Under the new standards, the agency said foods such as “water, avocados, nuts and seeds, higher fat fish, such as salmon and olive oil will now qualify to use the ‘healthy’ claim.”

The new guidance comes as competition in the heath food aisle intensifies — the global health and wellness food market was valued at roughly $878 billion last year, according to a 2024 market data study from Data Bridge.

The FDA’s report estimates that the changes could make a dent in chronic diseases nationally, saving about $686 million over 20 years.

The cost to manufacturers, meanwhile, comes in at $403 million over 20 years for “reformulating, labeling, and recordkeeping,” per the report.

The rule won’t change food labeling overnight: it’s not slated to take effect until 2028, and it’s an optional one — food labels don’t have to mention they’re “healthy.”
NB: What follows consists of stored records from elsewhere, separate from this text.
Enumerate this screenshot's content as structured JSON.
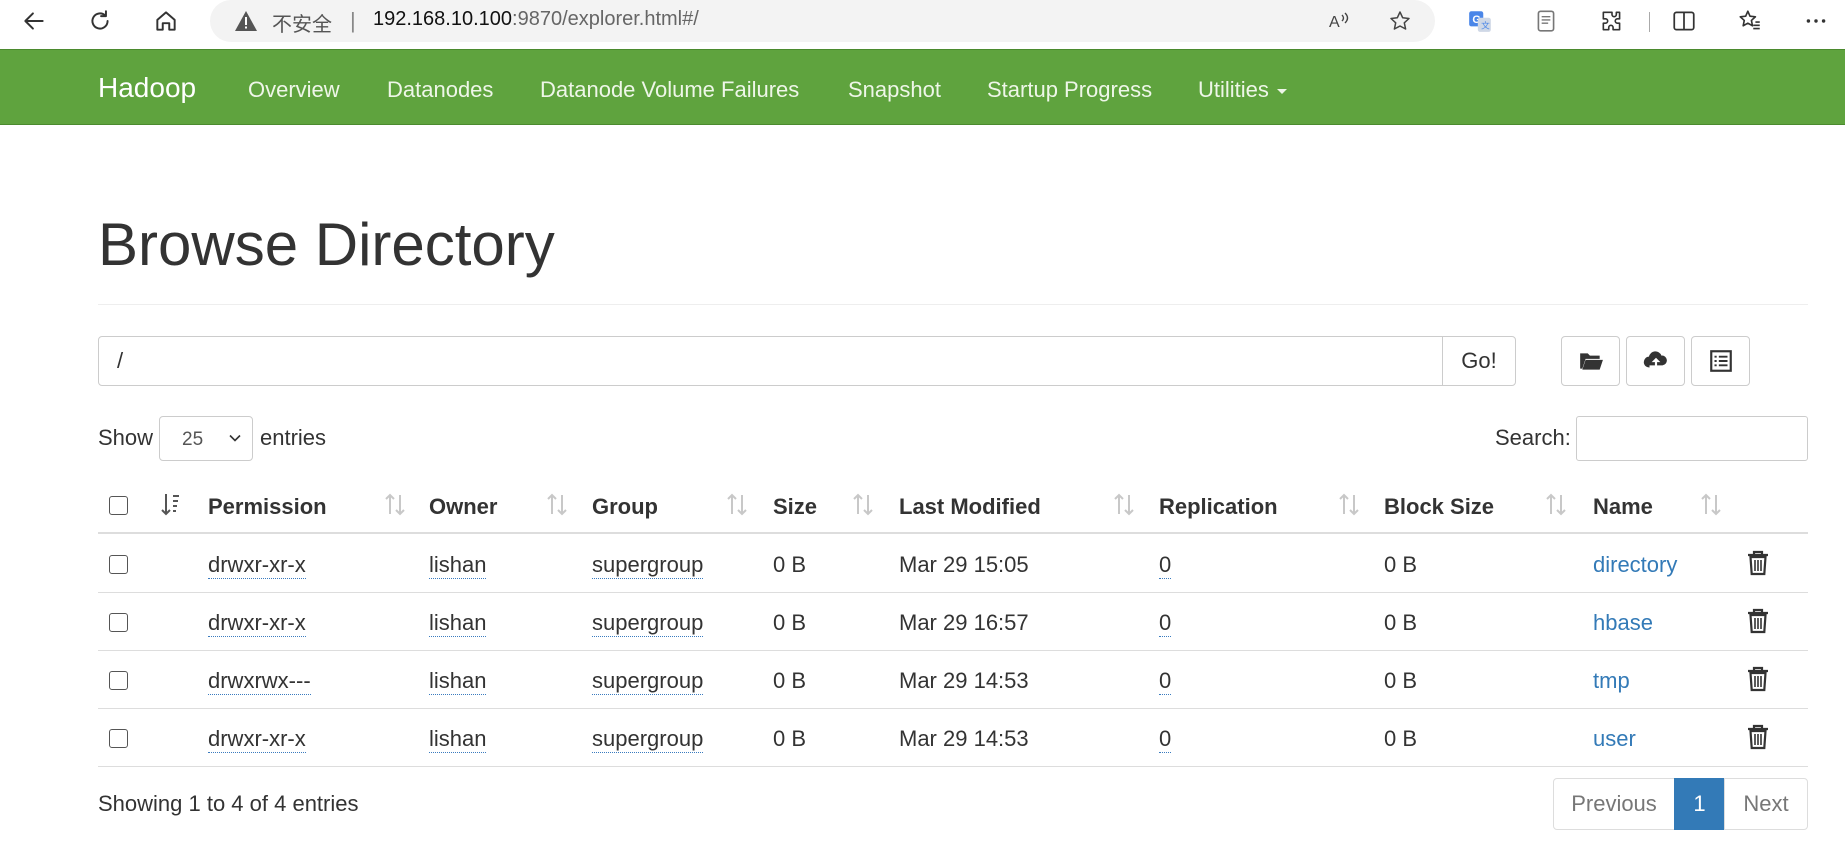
{
  "browser": {
    "security_label": "不安全",
    "url_host": "192.168.10.100",
    "url_path": ":9870/explorer.html#/"
  },
  "navbar": {
    "brand": "Hadoop",
    "items": [
      "Overview",
      "Datanodes",
      "Datanode Volume Failures",
      "Snapshot",
      "Startup Progress",
      "Utilities"
    ]
  },
  "page": {
    "title": "Browse Directory",
    "path_value": "/",
    "go_label": "Go!",
    "show_label": "Show",
    "entries_value": "25",
    "entries_label": "entries",
    "search_label": "Search:"
  },
  "table": {
    "columns": [
      "Permission",
      "Owner",
      "Group",
      "Size",
      "Last Modified",
      "Replication",
      "Block Size",
      "Name"
    ],
    "rows": [
      {
        "permission": "drwxr-xr-x",
        "owner": "lishan",
        "group": "supergroup",
        "size": "0 B",
        "modified": "Mar 29 15:05",
        "replication": "0",
        "block_size": "0 B",
        "name": "directory"
      },
      {
        "permission": "drwxr-xr-x",
        "owner": "lishan",
        "group": "supergroup",
        "size": "0 B",
        "modified": "Mar 29 16:57",
        "replication": "0",
        "block_size": "0 B",
        "name": "hbase"
      },
      {
        "permission": "drwxrwx---",
        "owner": "lishan",
        "group": "supergroup",
        "size": "0 B",
        "modified": "Mar 29 14:53",
        "replication": "0",
        "block_size": "0 B",
        "name": "tmp"
      },
      {
        "permission": "drwxr-xr-x",
        "owner": "lishan",
        "group": "supergroup",
        "size": "0 B",
        "modified": "Mar 29 14:53",
        "replication": "0",
        "block_size": "0 B",
        "name": "user"
      }
    ]
  },
  "footer": {
    "info": "Showing 1 to 4 of 4 entries",
    "previous": "Previous",
    "page": "1",
    "next": "Next"
  },
  "colors": {
    "navbar": "#5fa33e",
    "link": "#337ab7",
    "active_page": "#337ab7"
  },
  "icons": [
    "back-icon",
    "refresh-icon",
    "home-icon",
    "warning-icon",
    "read-aloud-icon",
    "favorite-star-icon",
    "translate-icon",
    "reading-view-icon",
    "extensions-icon",
    "split-screen-icon",
    "favorites-icon",
    "more-icon",
    "folder-open-icon",
    "cloud-upload-icon",
    "list-icon",
    "sort-icon",
    "trash-icon"
  ]
}
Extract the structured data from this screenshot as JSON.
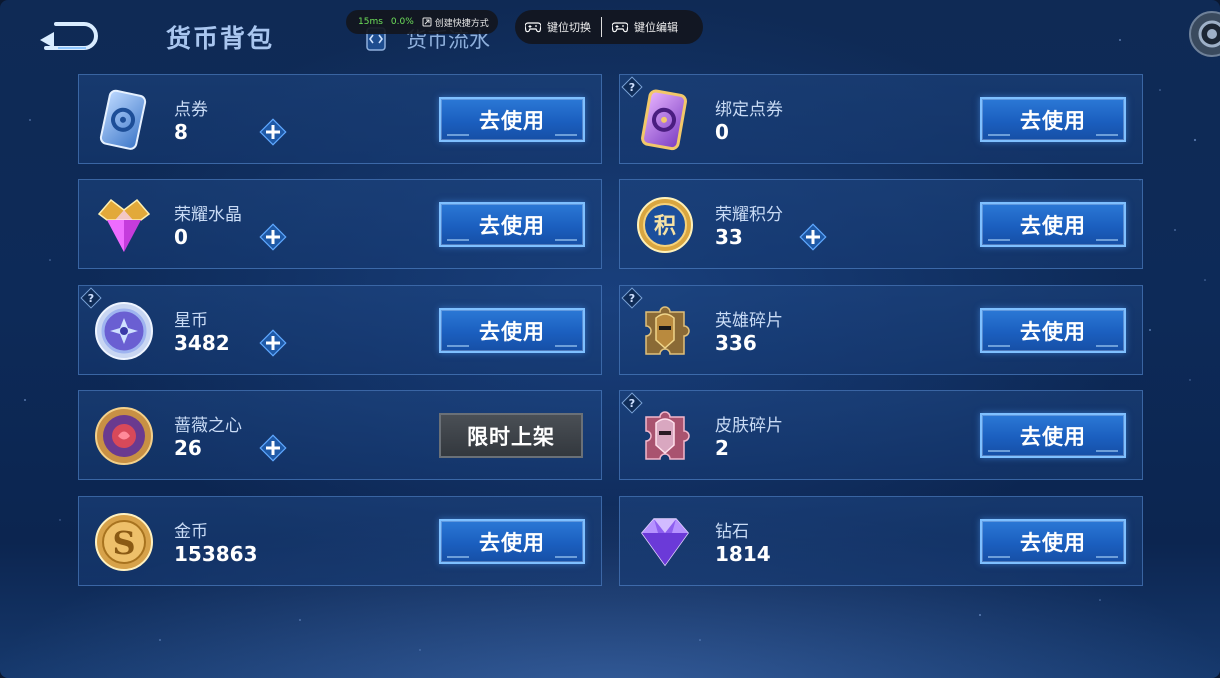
{
  "header": {
    "title": "货币背包",
    "flow_tab": "货币流水"
  },
  "overlay": {
    "latency": "15ms",
    "loss": "0.0%",
    "shortcut_label": "创建快捷方式",
    "key_switch": "键位切换",
    "key_edit": "键位编辑"
  },
  "cards": [
    {
      "name": "点券",
      "amount": "8",
      "button": "去使用",
      "icon": "voucher-card-icon",
      "plus": true,
      "help": false
    },
    {
      "name": "绑定点券",
      "amount": "0",
      "button": "去使用",
      "icon": "bound-voucher-card-icon",
      "plus": false,
      "help": true
    },
    {
      "name": "荣耀水晶",
      "amount": "0",
      "button": "去使用",
      "icon": "glory-crystal-icon",
      "plus": true,
      "help": false
    },
    {
      "name": "荣耀积分",
      "amount": "33",
      "button": "去使用",
      "icon": "glory-points-icon",
      "plus": true,
      "help": false
    },
    {
      "name": "星币",
      "amount": "3482",
      "button": "去使用",
      "icon": "star-coin-icon",
      "plus": true,
      "help": true
    },
    {
      "name": "英雄碎片",
      "amount": "336",
      "button": "去使用",
      "icon": "hero-fragment-icon",
      "plus": false,
      "help": true
    },
    {
      "name": "蔷薇之心",
      "amount": "26",
      "button": "限时上架",
      "icon": "rose-heart-icon",
      "plus": true,
      "help": false
    },
    {
      "name": "皮肤碎片",
      "amount": "2",
      "button": "去使用",
      "icon": "skin-fragment-icon",
      "plus": false,
      "help": true
    },
    {
      "name": "金币",
      "amount": "153863",
      "button": "去使用",
      "icon": "gold-coin-icon",
      "plus": false,
      "help": false
    },
    {
      "name": "钻石",
      "amount": "1814",
      "button": "去使用",
      "icon": "diamond-icon",
      "plus": false,
      "help": false
    }
  ]
}
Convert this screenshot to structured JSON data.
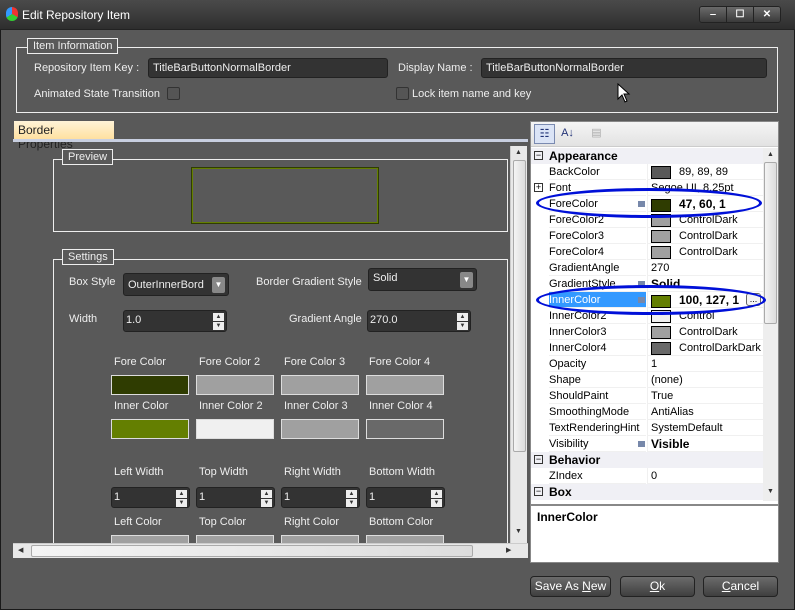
{
  "window": {
    "title": "Edit Repository Item",
    "minimize": "‒",
    "maximize": "☐",
    "close": "✕"
  },
  "item_info": {
    "group_label": "Item Information",
    "key_label": "Repository Item Key :",
    "key_value": "TitleBarButtonNormalBorder",
    "display_label": "Display Name :",
    "display_value": "TitleBarButtonNormalBorder",
    "animated_label": "Animated State Transition",
    "lock_label": "Lock item name and key"
  },
  "tab": {
    "label": "Border Properties"
  },
  "preview": {
    "label": "Preview",
    "border_color": "#647f01",
    "outer_color": "#2f3c01"
  },
  "settings": {
    "label": "Settings",
    "box_style_label": "Box Style",
    "box_style_value": "OuterInnerBord",
    "gradient_style_label": "Border Gradient Style",
    "gradient_style_value": "Solid",
    "width_label": "Width",
    "width_value": "1.0",
    "gradient_angle_label": "Gradient Angle",
    "gradient_angle_value": "270.0",
    "fore_colors": [
      {
        "label": "Fore Color",
        "color": "#2f3c01"
      },
      {
        "label": "Fore Color 2",
        "color": "#a0a0a0"
      },
      {
        "label": "Fore Color 3",
        "color": "#a0a0a0"
      },
      {
        "label": "Fore Color 4",
        "color": "#a0a0a0"
      }
    ],
    "inner_colors": [
      {
        "label": "Inner Color",
        "color": "#647f01"
      },
      {
        "label": "Inner Color 2",
        "color": "#f0f0f0"
      },
      {
        "label": "Inner Color 3",
        "color": "#a0a0a0"
      },
      {
        "label": "Inner Color 4",
        "color": "#696969"
      }
    ],
    "widths": [
      {
        "label": "Left Width",
        "value": "1"
      },
      {
        "label": "Top Width",
        "value": "1"
      },
      {
        "label": "Right Width",
        "value": "1"
      },
      {
        "label": "Bottom Width",
        "value": "1"
      }
    ],
    "side_colors": [
      {
        "label": "Left Color",
        "color": "#a0a0a0"
      },
      {
        "label": "Top Color",
        "color": "#a0a0a0"
      },
      {
        "label": "Right Color",
        "color": "#a0a0a0"
      },
      {
        "label": "Bottom Color",
        "color": "#a0a0a0"
      }
    ]
  },
  "property_grid": {
    "rows": [
      {
        "type": "cat",
        "name": "Appearance"
      },
      {
        "name": "BackColor",
        "swatch": "#595959",
        "value": "89, 89, 89"
      },
      {
        "name": "Font",
        "value": "Segoe UI, 8.25pt",
        "expand": "+"
      },
      {
        "name": "ForeColor",
        "swatch": "#2f3c01",
        "value": "47, 60, 1",
        "bold": true,
        "mark": true
      },
      {
        "name": "ForeColor2",
        "swatch": "#a0a0a0",
        "value": "ControlDark"
      },
      {
        "name": "ForeColor3",
        "swatch": "#a0a0a0",
        "value": "ControlDark"
      },
      {
        "name": "ForeColor4",
        "swatch": "#a0a0a0",
        "value": "ControlDark"
      },
      {
        "name": "GradientAngle",
        "value": "270"
      },
      {
        "name": "GradientStyle",
        "value": "Solid",
        "bold": true,
        "mark": true
      },
      {
        "name": "InnerColor",
        "swatch": "#647f01",
        "value": "100, 127, 1",
        "bold": true,
        "mark": true,
        "selected": true
      },
      {
        "name": "InnerColor2",
        "swatch": "#f0f0f0",
        "value": "Control"
      },
      {
        "name": "InnerColor3",
        "swatch": "#a0a0a0",
        "value": "ControlDark"
      },
      {
        "name": "InnerColor4",
        "swatch": "#696969",
        "value": "ControlDarkDark"
      },
      {
        "name": "Opacity",
        "value": "1"
      },
      {
        "name": "Shape",
        "value": "(none)"
      },
      {
        "name": "ShouldPaint",
        "value": "True"
      },
      {
        "name": "SmoothingMode",
        "value": "AntiAlias"
      },
      {
        "name": "TextRenderingHint",
        "value": "SystemDefault"
      },
      {
        "name": "Visibility",
        "value": "Visible",
        "bold": true,
        "mark": true
      },
      {
        "type": "cat",
        "name": "Behavior"
      },
      {
        "name": "ZIndex",
        "value": "0"
      },
      {
        "type": "cat",
        "name": "Box"
      }
    ],
    "description_title": "InnerColor",
    "ellipsis": "..."
  },
  "buttons": {
    "save_as_new_pre": "Save As ",
    "save_as_new_key": "N",
    "save_as_new_post": "ew",
    "ok_key": "O",
    "ok_post": "k",
    "cancel_key": "C",
    "cancel_post": "ancel"
  }
}
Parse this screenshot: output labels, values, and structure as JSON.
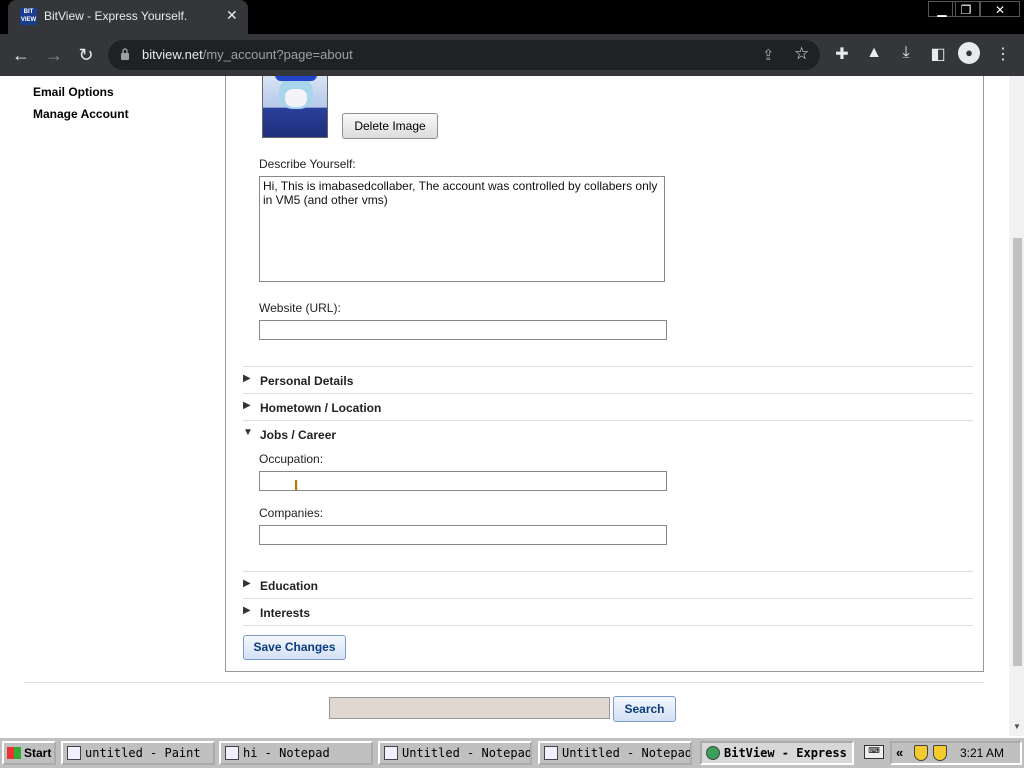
{
  "browser": {
    "tab_title": "BitView - Express Yourself.",
    "favicon_text": "BIT VIEW",
    "url_host": "bitview.net",
    "url_path": "/my_account?page=about"
  },
  "sidebar": {
    "items": [
      {
        "label": "Email Options"
      },
      {
        "label": "Manage Account"
      }
    ]
  },
  "about": {
    "delete_image_label": "Delete Image",
    "describe_label": "Describe Yourself:",
    "describe_value": "Hi, This is imabasedcollaber, The account was controlled by collabers only in VM5 (and other vms)",
    "website_label": "Website (URL):",
    "website_value": ""
  },
  "sections": [
    {
      "title": "Personal Details",
      "expanded": false
    },
    {
      "title": "Hometown / Location",
      "expanded": false
    },
    {
      "title": "Jobs / Career",
      "expanded": true
    },
    {
      "title": "Education",
      "expanded": false
    },
    {
      "title": "Interests",
      "expanded": false
    }
  ],
  "jobs": {
    "occupation_label": "Occupation:",
    "occupation_value": "",
    "companies_label": "Companies:",
    "companies_value": ""
  },
  "save_label": "Save Changes",
  "search": {
    "value": "",
    "button_label": "Search"
  },
  "taskbar": {
    "start_label": "Start",
    "tasks": [
      {
        "label": "untitled - Paint",
        "active": false
      },
      {
        "label": "hi - Notepad",
        "active": false
      },
      {
        "label": "Untitled - Notepad",
        "active": false
      },
      {
        "label": "Untitled - Notepad",
        "active": false
      },
      {
        "label": "BitView - Express ...",
        "active": true
      }
    ],
    "clock": "3:21 AM"
  },
  "icons": {
    "expanded_arrow": "down-triangle",
    "collapsed_arrow": "right-triangle"
  },
  "colors": {
    "link_blue": "#0b3c7d",
    "browser_chrome": "#35363a",
    "taskbar_gray": "#c0c0c0"
  }
}
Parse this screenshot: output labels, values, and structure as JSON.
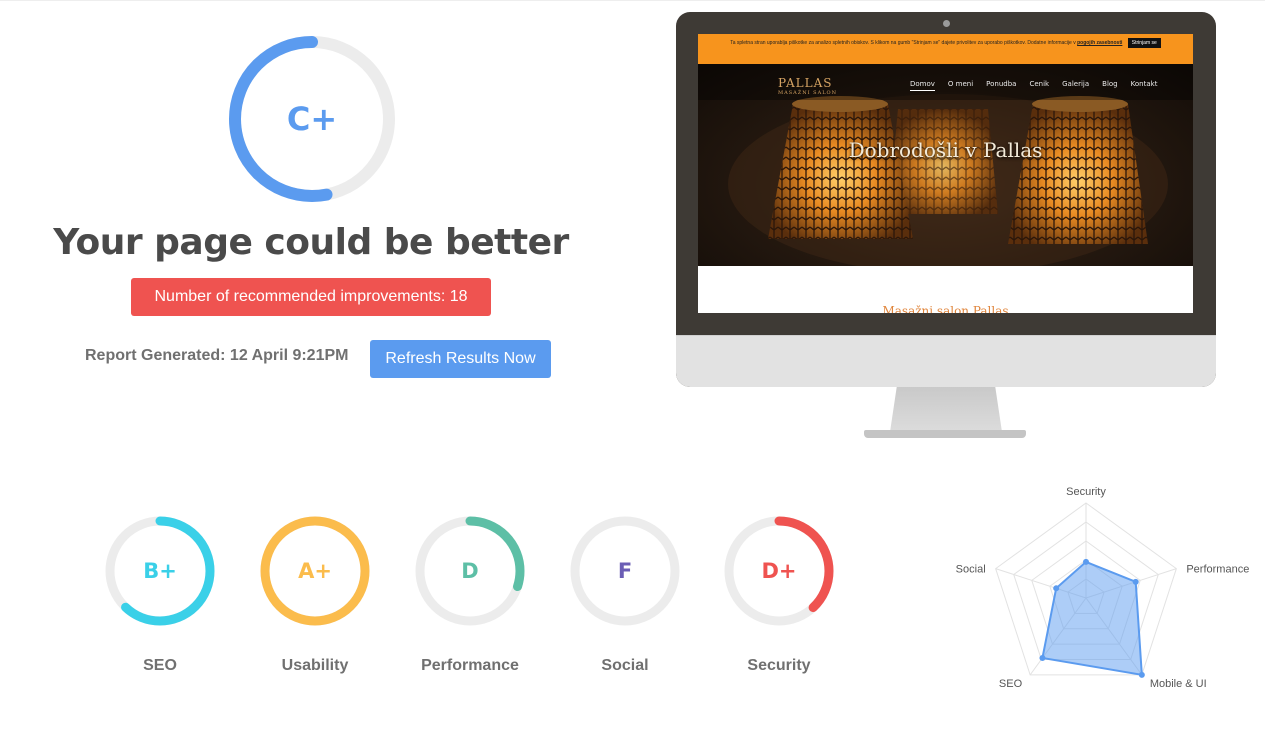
{
  "summary": {
    "overall_grade": "C+",
    "overall_score": 0.53,
    "headline": "Your page could be better",
    "improvements_text": "Number of recommended improvements: 18",
    "report_generated": "Report Generated: 12 April 9:21PM",
    "refresh_label": "Refresh Results Now"
  },
  "preview": {
    "cookie_text": "Ta spletna stran uporablja piškotke za analizo spletnih obiskov. S klikom na gumb \"Strinjam se\" dajete privolitev za uporabo piškotkov. Dodatne informacije v",
    "cookie_link": "pogojih zasebnosti",
    "cookie_button": "Strinjam se",
    "logo": "PALLAS",
    "logo_sub": "MASAŽNI SALON",
    "nav": [
      "Domov",
      "O meni",
      "Ponudba",
      "Cenik",
      "Galerija",
      "Blog",
      "Kontakt"
    ],
    "hero_title": "Dobrodošli v Pallas",
    "below_fold": "Masažni salon Pallas"
  },
  "categories": [
    {
      "label": "SEO",
      "grade": "B+",
      "score": 0.62,
      "color": "#3ad0e8"
    },
    {
      "label": "Usability",
      "grade": "A+",
      "score": 1.0,
      "color": "#fbbc4c"
    },
    {
      "label": "Performance",
      "grade": "D",
      "score": 0.3,
      "color": "#5dbfa6"
    },
    {
      "label": "Social",
      "grade": "F",
      "score": 0.0,
      "color": "#6b5eb5"
    },
    {
      "label": "Security",
      "grade": "D+",
      "score": 0.38,
      "color": "#ef5350"
    }
  ],
  "radar": {
    "axes": [
      "Security",
      "Performance",
      "Mobile & UI",
      "SEO",
      "Social"
    ],
    "values": [
      0.38,
      0.55,
      1.0,
      0.78,
      0.33
    ],
    "color": "#5b9bef"
  }
}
But it comes just as President-elect Trump prepares to take office. Robert F. Kennedy Jr., who Trump has tapped to lead the US Departmet of Health and Human Services, the umbrella federal health agency that oversees FDA, has recently proclaimed he’s waging war against big food companies, vowing to “Make America Healthy Again” and take chemical dyes out of our Fruit Loops. (In case you were wondering: Fruit Loops, with 24% of a person’s recommended daily dose of added sugars per serving, do not make the new “healthy” claim cut.)

“If the incoming administration is truly serious about making Americans eat healthier, then they should embrace the power of food labeling,” former FDA official Peter Lurie, executive director of the Center for Science in the Public Interest, told The New York Times.